Most car loans carry fixed interest rates but, again, you will need to check the terms and conditions of your loan agreement.
Should you continue with the loan repayments or pay it off in full? This depends on the interest rate you are paying on the loan versus the interest rate you can earn by investing the lump sum elsewhere.
If the interest rate you are paying on the loan is higher than the interest rate you can earn by investing the lump sum elsewhere, then it would be financially beneficial to pay off the loan in full.
However, if the interest rate on your car loan is relatively low and you can earn a higher return by investing the lump sum elsewhere, then it may be more beneficial to continue with the loan repayments and invest the lump sum elsewhere.
A good rule of thumb is if the interest rate is more than 10 per cent, then paying it off is wise.
If it is less than 10 per cent, you can consider other factors such as the length of time you plan to stay in the UAE, how much you dislike having debt and if you are in a position to start investing now.
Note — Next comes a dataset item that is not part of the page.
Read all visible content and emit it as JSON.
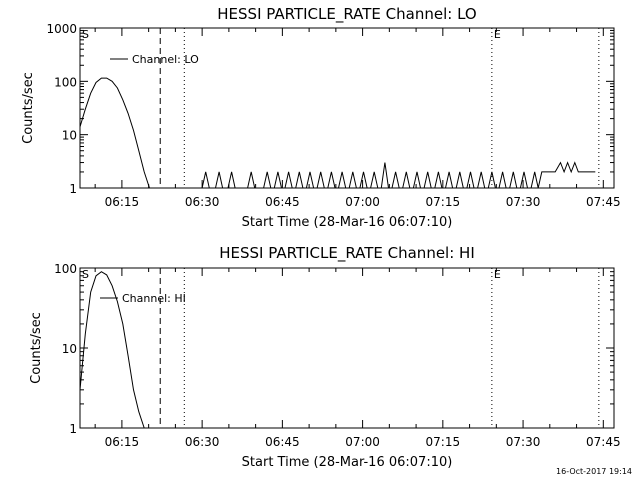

If you do invest, you should consider if you are likely to achieve a return higher than the interest you are paying on your loan.
Ultimately, the decision of whether to pay off the car loan in full or continue with the repayments and invest the lump sum elsewhere depends on your personal financial situation and goals.
I would recommend evaluating your options by gathering information on the loan terms from your bank, investigating the investing options open to you and then making an informed decision based on your specific circumstances.